Hydrolytically Degradable PEG-Based Inverse Electron Demand Diels-Alder Click Hydrogels

Hydrogels cross-linked by inverse electron demand Diels-Alder (iEDDA) click chemistry are increasingly used in biomedical applications. With a few exceptions in naturally derived and chemically modified macromers, iEDDA click hydrogels exhibit long-term hydrolytic stability, and no synthetic iEDDA click hydrogels can undergo accelerated and tunable hydrolytic degradation.

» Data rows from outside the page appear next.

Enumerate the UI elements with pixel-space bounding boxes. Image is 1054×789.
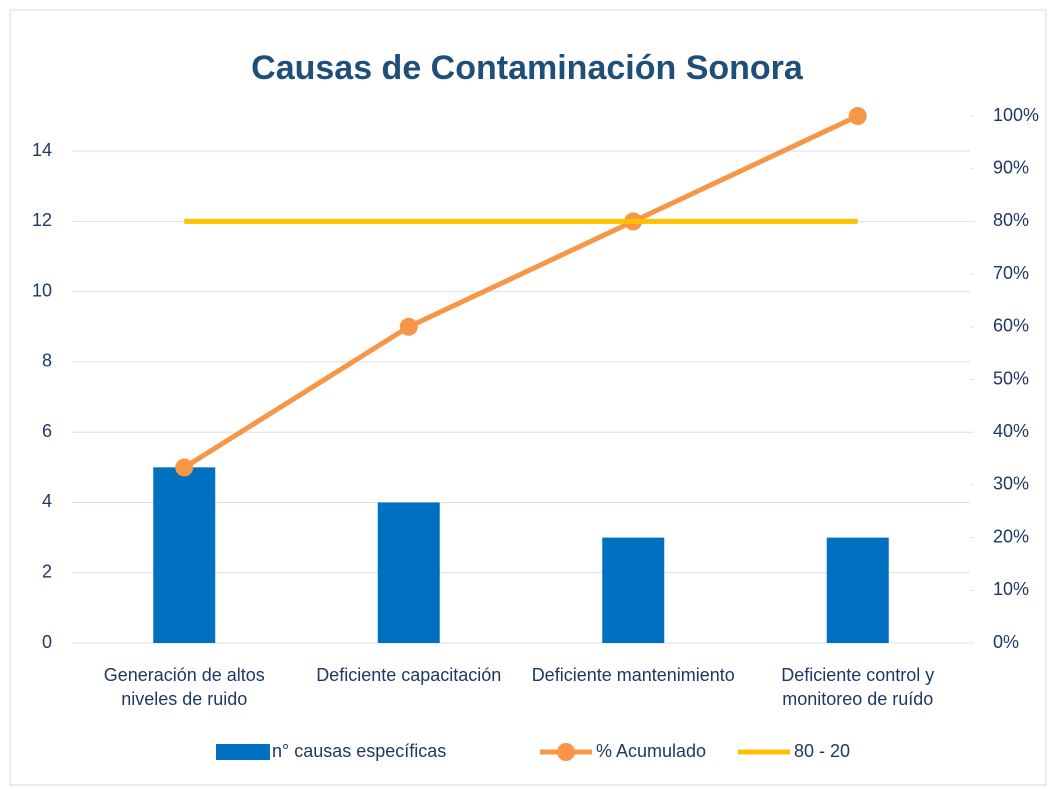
line-marker	[175, 458, 194, 477]
x-tick-label: Deficiente mantenimiento	[531, 665, 735, 685]
bar	[377, 502, 440, 643]
y-tick-label: 2	[42, 561, 52, 581]
chart-title: Causas de Contaminación Sonora	[251, 49, 804, 87]
bar	[826, 537, 889, 643]
y-tick-label: 8	[42, 351, 52, 371]
legend-swatch	[216, 744, 270, 760]
x-tick-label: Deficiente control y monitoreo de ruído	[781, 665, 935, 709]
y2-tick-label: 10%	[993, 579, 1029, 599]
y2-tick-label: 100%	[993, 105, 1039, 125]
line-marker	[848, 107, 867, 125]
legend-label: 80 - 20	[794, 741, 850, 761]
chart-border	[9, 9, 1047, 786]
y2-tick-label: 90%	[993, 157, 1029, 177]
legend-marker	[557, 743, 575, 761]
y-tick-label: 14	[32, 140, 52, 160]
line	[182, 113, 859, 470]
y-tick-label: 6	[42, 421, 52, 441]
y2-tick-label: 30%	[993, 474, 1029, 494]
y2-tick-label: 80%	[993, 210, 1029, 230]
y2-tick-label: 70%	[993, 263, 1029, 283]
y-tick-label: 12	[32, 210, 52, 230]
line-marker	[399, 317, 418, 336]
y2-tick-label: 60%	[993, 316, 1029, 336]
y-tick-label: 4	[42, 491, 52, 511]
bar	[602, 537, 665, 643]
y-tick-label: 0	[42, 632, 52, 652]
x-tick-label: Generación de altos niveles de ruido	[103, 665, 265, 709]
x-tick-label: Deficiente capacitación	[316, 665, 502, 685]
bar	[153, 467, 216, 643]
y2-tick-label: 50%	[993, 368, 1029, 388]
y2-tick-label: 40%	[993, 421, 1029, 441]
y2-tick-label: 0%	[993, 632, 1019, 652]
legend-label: % Acumulado	[596, 741, 706, 761]
y2-tick-label: 20%	[993, 526, 1029, 546]
y-tick-label: 10	[32, 280, 52, 300]
legend-label: n° causas específicas	[272, 741, 446, 761]
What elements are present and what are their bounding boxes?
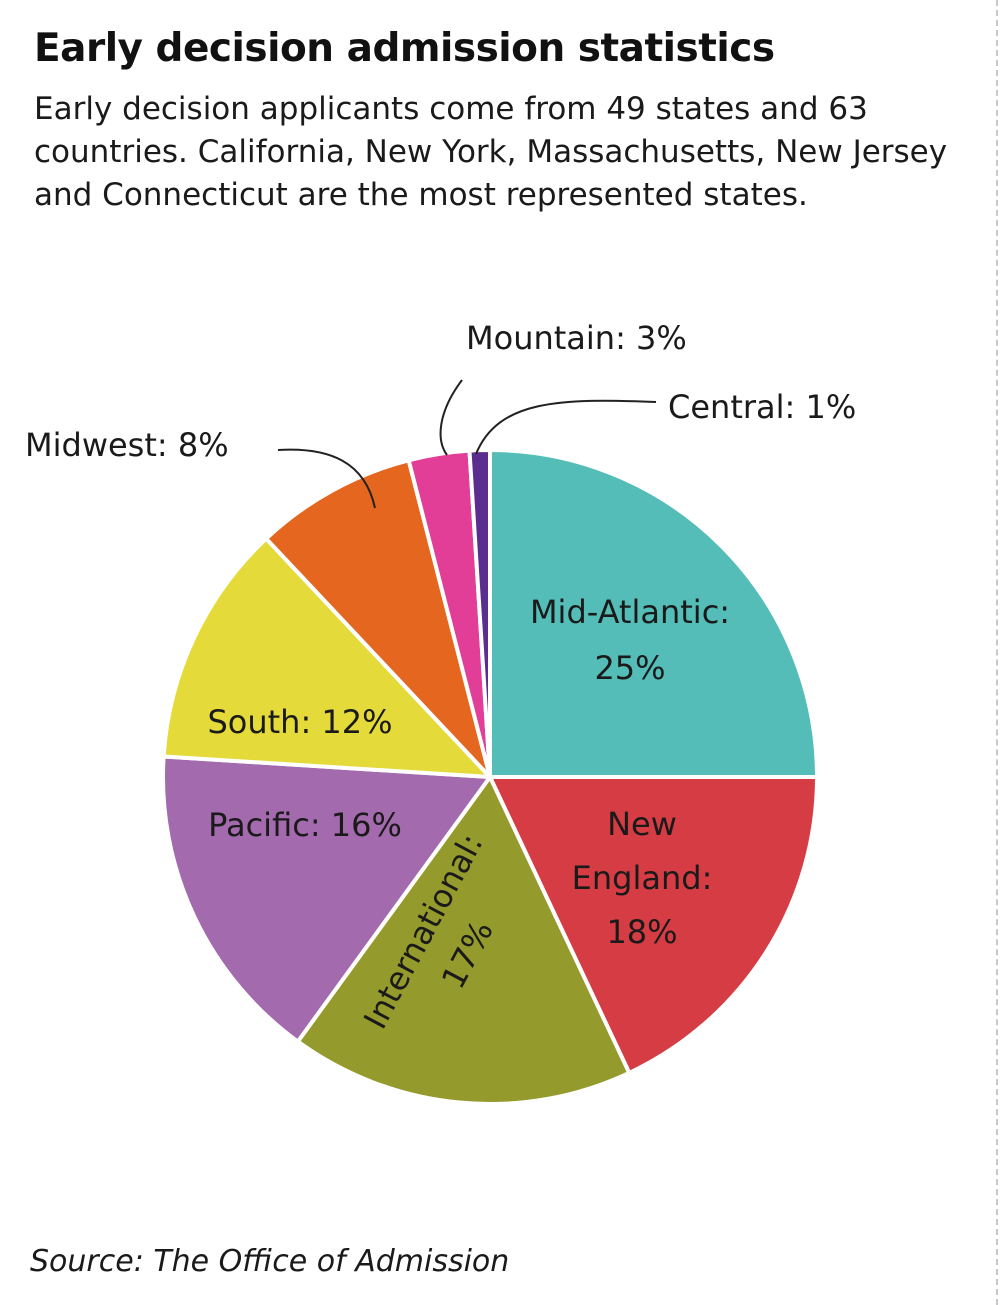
slice-label-line: Midwest: 8% (25, 426, 229, 464)
slice-label-line: Mountain: 3% (466, 319, 687, 357)
slice-label-line: Central: 1% (668, 388, 856, 426)
slice-label-line: England: (572, 859, 713, 897)
pie-slice-international (295, 775, 632, 1106)
pie-slice-midwest (264, 458, 492, 779)
slice-label-mid-atlantic: Mid-Atlantic: 25% (530, 593, 730, 687)
leader-line-central (475, 399, 657, 455)
slice-label-south: South: 12% (207, 703, 392, 741)
pie-slices (161, 448, 819, 1106)
leader-line-midwest (277, 448, 376, 509)
pie-slice-south (161, 536, 492, 779)
page-border (996, 0, 998, 1305)
slice-label-mountain: Mountain: 3% (466, 319, 687, 357)
pie-slice-pacific (161, 754, 492, 1044)
slice-label-new-england: New England: 18% (572, 805, 713, 951)
slice-label-central: Central: 1% (668, 388, 856, 426)
slice-label-line: Pacific: 16% (208, 806, 402, 844)
chart-title: Early decision admission statistics (34, 26, 775, 71)
pie-slice-new-england (488, 775, 819, 1075)
slice-label-pacific: Pacific: 16% (208, 806, 402, 844)
source-note: Source: The Office of Admission (30, 1244, 510, 1279)
pie-slice-mid-atlantic (488, 448, 819, 779)
slice-label-line: 25% (594, 649, 665, 687)
chart-subtitle: Early decision applicants come from 49 s… (34, 91, 948, 213)
slice-label-line: South: 12% (207, 703, 392, 741)
slice-label-line: New (607, 805, 677, 843)
leader-lines (277, 379, 657, 509)
slice-label-line: 18% (606, 913, 677, 951)
pie-slice-central (467, 448, 492, 779)
slice-label-midwest: Midwest: 8% (25, 426, 229, 464)
slice-label-line: Mid-Atlantic: (530, 593, 730, 631)
leader-line-mountain (439, 379, 463, 456)
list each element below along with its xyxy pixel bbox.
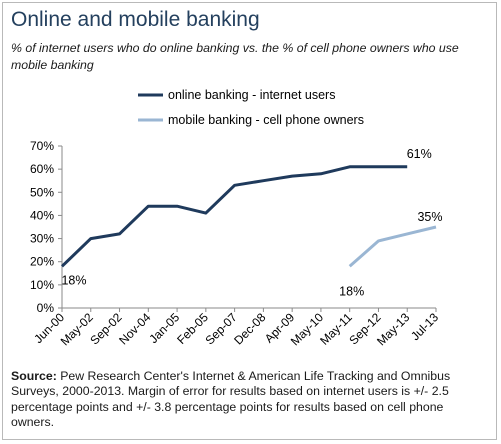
- legend-label: mobile banking - cell phone owners: [168, 113, 364, 127]
- y-tick-label: 60%: [30, 162, 54, 176]
- y-tick-label: 0%: [37, 301, 55, 315]
- mobile-banking-line: [348, 225, 437, 268]
- x-tick-label: May-11: [317, 310, 355, 348]
- x-tick-label: May-13: [374, 310, 412, 348]
- y-tick-label: 30%: [30, 232, 54, 246]
- x-tick-label: Dec-08: [231, 310, 268, 347]
- chart-subtitle: % of internet users who do online bankin…: [11, 41, 459, 72]
- figure-frame: [2, 2, 497, 440]
- y-tick-label: 70%: [30, 139, 54, 153]
- source-note: Source: Pew Research Center's Internet &…: [11, 369, 489, 430]
- y-tick-label: 10%: [30, 278, 54, 292]
- data-label: 35%: [417, 210, 442, 224]
- source-label: Source:: [11, 369, 57, 383]
- online-banking-line: [60, 165, 408, 268]
- y-tick-label: 20%: [30, 255, 54, 269]
- y-tick-label: 50%: [30, 185, 54, 199]
- chart-title: Online and mobile banking: [11, 8, 260, 31]
- source-text: Pew Research Center's Internet & America…: [11, 369, 451, 429]
- data-label: 18%: [61, 273, 86, 287]
- x-tick-label: Nov-04: [116, 310, 153, 347]
- data-label: 18%: [339, 284, 364, 298]
- legend-label: online banking - internet users: [168, 88, 335, 102]
- x-tick-label: May-10: [288, 310, 326, 348]
- y-tick-label: 40%: [30, 208, 54, 222]
- data-label: 61%: [407, 147, 432, 161]
- x-tick-label: Jul-13: [408, 310, 441, 343]
- x-tick-label: May-02: [58, 310, 96, 348]
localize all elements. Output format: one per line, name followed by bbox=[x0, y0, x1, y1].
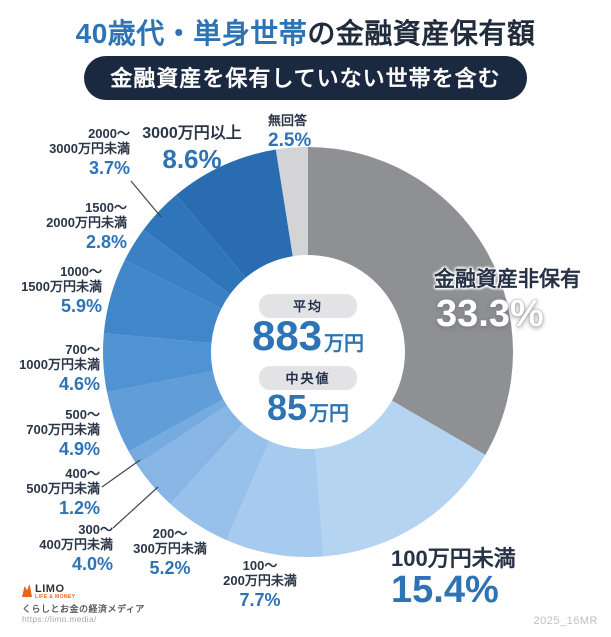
limo-logo-tagline: LIFE & MONEY bbox=[35, 594, 76, 600]
slice-callout-pct: 4.0% bbox=[71, 554, 113, 574]
slice-callout-label: 500〜 bbox=[65, 407, 100, 422]
limo-logo-icon bbox=[22, 584, 32, 597]
slice-callout-label: 400万円未満 bbox=[39, 537, 113, 552]
median-value: 85 万円 bbox=[267, 390, 349, 426]
slice-callout-label: 無回答 bbox=[268, 113, 308, 128]
label-under-1m: 100万円未満 bbox=[391, 546, 516, 571]
slice-callout-pct: 2.5% bbox=[268, 130, 312, 151]
slice-callout-4: 300〜 400万円未満 4.0% bbox=[0, 522, 113, 574]
slice-callout-9: 1500〜 2000万円未満 2.8% bbox=[7, 200, 127, 252]
slice-callout-10: 2000〜 3000万円未満 3.7% bbox=[10, 126, 130, 178]
slice-callout-label: 700〜 bbox=[65, 342, 100, 357]
slice-callout-label: 500万円未満 bbox=[26, 481, 100, 496]
pct-under-1m: 15.4% bbox=[391, 569, 499, 611]
median-pill: 中央値 bbox=[259, 366, 357, 390]
slice-callout-pct: 7.7% bbox=[239, 590, 281, 610]
slice-callout-pct: 8.6% bbox=[162, 144, 222, 174]
pie-slice-7 bbox=[102, 333, 213, 393]
pie-slice-0 bbox=[308, 147, 513, 455]
label-no-assets: 金融資産非保有 bbox=[434, 268, 581, 291]
pie-slice-8 bbox=[103, 260, 222, 344]
slice-callout-pct: 5.2% bbox=[149, 558, 191, 578]
page-title: 40歳代・単身世帯の金融資産保有額 bbox=[0, 12, 611, 52]
pie-slice-6 bbox=[107, 371, 224, 452]
slice-callout-pct: 3.7% bbox=[88, 158, 130, 178]
average-value: 883 万円 bbox=[252, 315, 364, 357]
slice-callout-label: 1000万円未満 bbox=[19, 357, 100, 372]
limo-logo-text: LIMO bbox=[35, 583, 65, 595]
slice-callout-label: 2000万円未満 bbox=[46, 215, 127, 230]
pie-slice-10 bbox=[143, 195, 246, 295]
slice-callout-label: 1000〜 bbox=[60, 264, 102, 279]
slice-callout-label: 3000万円以上 bbox=[142, 125, 242, 142]
median-number: 85 bbox=[266, 387, 308, 428]
slice-callout-label: 200万円未満 bbox=[223, 573, 297, 588]
slice-callout-label: 700万円未満 bbox=[26, 422, 100, 437]
document-code: 2025_16MR bbox=[533, 615, 598, 627]
slice-callout-7: 700〜 1000万円未満 4.6% bbox=[0, 342, 100, 394]
slice-callout-pct: 2.8% bbox=[85, 232, 127, 252]
media-tagline: くらしとお金の経済メディア bbox=[22, 604, 145, 614]
title-highlight: 40歳代・単身世帯 bbox=[75, 18, 308, 49]
pie-slice-2 bbox=[226, 440, 324, 558]
subtitle-row: 金融資産を保有していない世帯を含む bbox=[0, 56, 611, 100]
slice-callout-label: 1500万円未満 bbox=[21, 279, 102, 294]
leader-line-2 bbox=[112, 486, 159, 529]
slice-callout-label: 2000〜 bbox=[88, 126, 130, 141]
leader-line-0 bbox=[130, 180, 162, 218]
slice-callout-2: 100〜 200万円未満 7.7% bbox=[200, 558, 320, 610]
subtitle-badge: 金融資産を保有していない世帯を含む bbox=[84, 56, 527, 100]
pie-slice-5 bbox=[128, 399, 227, 465]
average-unit: 万円 bbox=[324, 333, 365, 355]
slice-callout-label: 300〜 bbox=[78, 522, 113, 537]
slice-callout-11: 3000万円以上 8.6% bbox=[112, 124, 272, 173]
average-pill: 平均 bbox=[259, 294, 357, 318]
slice-callout-6: 500〜 700万円未満 4.9% bbox=[0, 407, 100, 459]
slice-callout-8: 1000〜 1500万円未満 5.9% bbox=[0, 264, 102, 316]
pie-slice-1 bbox=[315, 400, 486, 557]
slice-callout-label: 200〜 bbox=[152, 526, 188, 541]
slice-callout-pct: 5.9% bbox=[60, 296, 102, 316]
pie-slice-3 bbox=[170, 423, 270, 541]
title-rest: の金融資産保有額 bbox=[307, 18, 536, 49]
limo-logo: LIMO LIFE & MONEY bbox=[22, 584, 75, 600]
slice-callout-3: 200〜 300万円未満 5.2% bbox=[110, 526, 230, 578]
pie-slice-11 bbox=[176, 149, 293, 278]
slice-callout-5: 400〜 500万円未満 1.2% bbox=[0, 466, 100, 518]
median-unit: 万円 bbox=[309, 403, 350, 425]
pie-slice-12 bbox=[275, 147, 308, 257]
slice-callout-12: 無回答 2.5% bbox=[268, 113, 358, 151]
slice-callout-pct: 1.2% bbox=[58, 498, 100, 518]
pct-no-assets: 33.3% bbox=[436, 293, 544, 335]
leader-line-1 bbox=[101, 459, 141, 488]
slice-callout-pct: 4.9% bbox=[58, 439, 100, 459]
slice-callout-label: 400〜 bbox=[65, 466, 100, 481]
pie-slice-4 bbox=[136, 405, 243, 504]
slice-callout-label: 1500〜 bbox=[85, 200, 127, 215]
slice-callout-label: 300万円未満 bbox=[133, 541, 207, 556]
slice-callout-label: 100〜 bbox=[242, 558, 278, 573]
media-url: https://limo.media/ bbox=[22, 614, 97, 624]
slice-callout-label: 3000万円未満 bbox=[49, 141, 130, 156]
average-number: 883 bbox=[251, 312, 323, 359]
pie-slice-9 bbox=[124, 229, 231, 309]
slice-callout-pct: 4.6% bbox=[58, 374, 100, 394]
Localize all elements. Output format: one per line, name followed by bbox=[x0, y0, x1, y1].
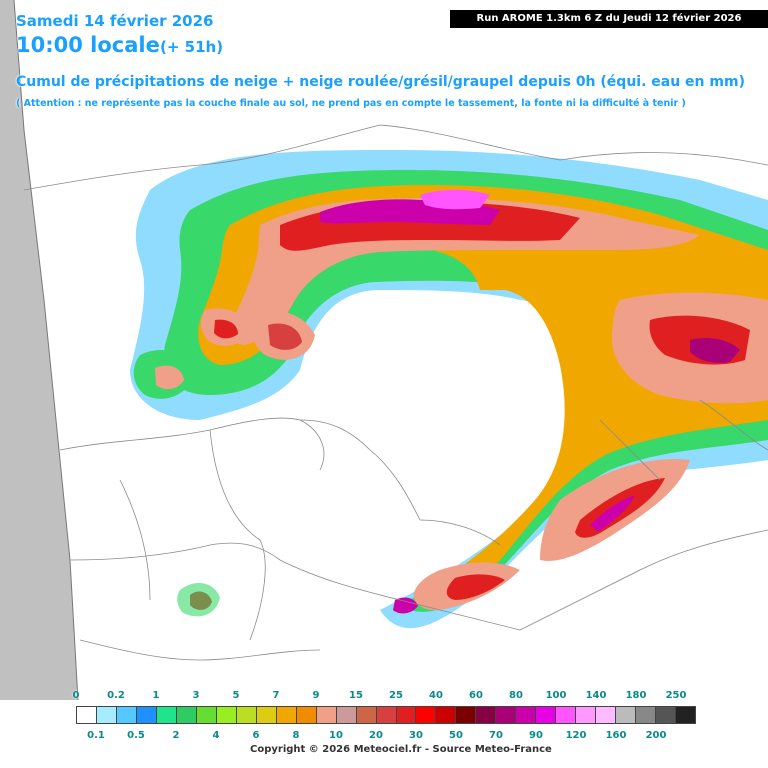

We have previously reported a novel method for synthesizing norbornene (NB)-functionalized multiarm poly (ethylene glycol) (PEG), where carbic anhydride (CA) was used to replace 5-norbornene-2-carboxylic acid. The new PEGNB(CA)- based thiol-norbornene hydrogels exhibited unexpected fast yet highly tunable hydrolytic degradation. In this contribution, we leveraged the new PEGNBCA macromer for forming iEDDA click hydrogels with [methyl]tetrazine ([m]Tz)-modified macromers, leading to the first group of synthetic iEDDA click hydrogels with highly tunable hydrolytic degradation kinetics. We further exploited Tz and mTz dual conjugation to achieve tunable hydrolytic degradation with an in vitro degradation time ranging from 2 weeks to 3 months. Finally, we demonstrated the excellent in vitro cytocompatibility and in vivo biocompatibility of the new injectable PEGNB(CA)-based iEDDA click cross-linked hydrogels.

Automated summary

Synthetic hydrogels cross-linked by inverse electron demand Diels-Alder (iEDDA) click chemistry with highly tunable hydrolytic degradation kinetics have been successfully developed, and excellent in vitro cytocompatibility and in vivo biocompatibility have been demonstrated.